Il était de notoriété publique que Jean Paulhan n’avait pas de grande disposition pour « la chose ». Pendant qu’il prononçait son discours, sous la Coupole, comme je m’étonnais discrètement auprès d’Odette Laigle, assistante et maîtresse de Gaston Gallimard, elle me répondit : « Eh bien mais, il lui fait ce qu’une femme fait à une autre femme ! »
Florence Jay-Gould avait eu Ernst Jünger pour amant, alors que les Allemands occupaient la France.
Oui, Paulhan, le résistant, après Jünger, le guerrier allemand. À la Libération, elle connut des heures difficiles, son argent a sans doute permis d’arranger les choses. Elle avait un rapport très original avec la réalité. Après avoir lu un article que j’avais consacré au quartier de La Défense, elle manifesta le désir de voir par elle-même la Grande Arche. Elle me demanda de l’accompagner dans sa Rolls. Je lui fis entendre qu’il valait mieux s’y rendre par le métro, et je lui recommandai de ne porter aucun bijou. Le jour venu, je constate qu’elle porte un imposant collier : « Il faut au moins trois rangs de perles pour cacher mon cou ! » Et nous partons ! Dans le métro, à la première station, sa voix résonne soudain : « Oh, Jean, de la publicité sur les murs ! Comme c’est amusant ! » Elle n’avait pas emprunté le métro depuis si longtemps, qu’elle ignorait que les stations étaient couvertes de placards publicitaires. Souvenons-nous de ce mot de Philippe Jullian, évoquant une dame de sa connaissance, désargentée mais naguère fortunée : « Elle recevait les amants de son mari, à présent elle prend le métro en seconde : c’est une sainte ! »
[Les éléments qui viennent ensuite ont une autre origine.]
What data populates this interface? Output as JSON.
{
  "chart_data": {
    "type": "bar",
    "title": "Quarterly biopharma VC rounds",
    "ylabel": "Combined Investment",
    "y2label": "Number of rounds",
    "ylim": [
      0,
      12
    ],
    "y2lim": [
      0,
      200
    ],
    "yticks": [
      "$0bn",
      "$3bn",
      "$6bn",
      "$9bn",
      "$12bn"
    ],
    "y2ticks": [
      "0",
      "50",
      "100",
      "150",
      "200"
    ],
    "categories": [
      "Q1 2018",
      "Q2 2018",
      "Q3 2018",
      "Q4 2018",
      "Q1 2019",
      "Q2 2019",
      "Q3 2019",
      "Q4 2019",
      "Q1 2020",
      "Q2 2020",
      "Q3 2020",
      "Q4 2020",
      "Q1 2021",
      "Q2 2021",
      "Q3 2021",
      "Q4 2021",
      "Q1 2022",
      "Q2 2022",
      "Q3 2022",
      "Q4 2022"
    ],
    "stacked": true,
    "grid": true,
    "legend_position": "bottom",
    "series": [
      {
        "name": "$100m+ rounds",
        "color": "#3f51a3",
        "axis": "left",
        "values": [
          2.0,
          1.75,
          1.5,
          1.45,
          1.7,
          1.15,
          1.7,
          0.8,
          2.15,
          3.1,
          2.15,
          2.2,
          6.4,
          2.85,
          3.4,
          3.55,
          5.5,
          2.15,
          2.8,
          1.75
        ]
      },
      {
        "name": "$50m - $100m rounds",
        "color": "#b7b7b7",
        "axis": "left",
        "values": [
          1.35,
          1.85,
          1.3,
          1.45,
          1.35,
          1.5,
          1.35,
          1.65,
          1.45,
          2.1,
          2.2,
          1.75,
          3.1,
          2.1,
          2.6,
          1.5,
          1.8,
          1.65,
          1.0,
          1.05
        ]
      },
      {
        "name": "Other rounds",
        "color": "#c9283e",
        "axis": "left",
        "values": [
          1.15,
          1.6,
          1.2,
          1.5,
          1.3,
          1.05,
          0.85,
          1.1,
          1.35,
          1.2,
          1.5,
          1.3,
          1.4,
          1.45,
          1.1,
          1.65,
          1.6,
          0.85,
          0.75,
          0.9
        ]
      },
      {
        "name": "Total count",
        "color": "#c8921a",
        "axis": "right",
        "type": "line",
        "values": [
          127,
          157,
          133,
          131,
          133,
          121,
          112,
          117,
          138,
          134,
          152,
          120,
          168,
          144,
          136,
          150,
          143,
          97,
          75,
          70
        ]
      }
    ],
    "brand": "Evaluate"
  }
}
Vous avez une vraie admiration littéraire pour Colette.
Chaque année, je relis Balzac et Colette, Chérie, La Fin de Chérie. Hélas ! je ne l’ai pas connue, mais j’ai rencontré Maurice Goudeket, son mari, et Bertrand de Jouvenel : elle avait 50 ans et ce dernier 17 lorsqu’elle l’entraîna dans son lit. Aujourd’hui, ce Blé en herbe vécu lui vaudrait peut-être la prison pour détournement de mineur et incitation à la débauche.
Et Bertrand de Jouvenel, vingt ans après les faits, porterait plainte.
Et quel tollé susciteraient immédiatement ces propos de Colette, dans Mes apprentissages : « Elles sont plus nombreuses qu’on ne croit les filles à peine nubiles, qui rêvent d’être le jouet, le chef-d’œuvre libertin d’un homme d’âge mûr » ! Et que penserait-on de Natalie Barney : « Mieux vaut passer sa vie à se créer qu’à procréer » ?
Excellent programme !
La même Natalie disait encore d’un importun : « Il avait les trois signes de l’impersonnalité : le menton fuyant, une alliance, et la Légion d’honneur. » Que dirait-on de Jean Voilier (nom de plume de Jeanne Loviton), dont Paul Valéry fut si épris, qui me fit cette confidence, à 82 ans, après avoir rompu avec l’ambassadeur du Japon à Paris : « Je retrouve l’agrément de dormir seule ! »
Vous rapportez une scène pathétique entre Paul Valéry et Jeanne Loviton.
Cela se passait bien des années plus tôt. Elle lui reprochait de ne l’avoir pas accompagnée, pendant l’entracte à l’Opéra. Valéry lui répondit : « Quand je vous ai vue, si belle et si jeune, et moi si vieux et si laid, j’ai eu honte ! »
À vous entendre, on comprend que les ombres qui vous hantent font toujours votre bonheur.
Je suis en effet le reclus de la rue Lemercier et le panthéon de ces gloires défuntes.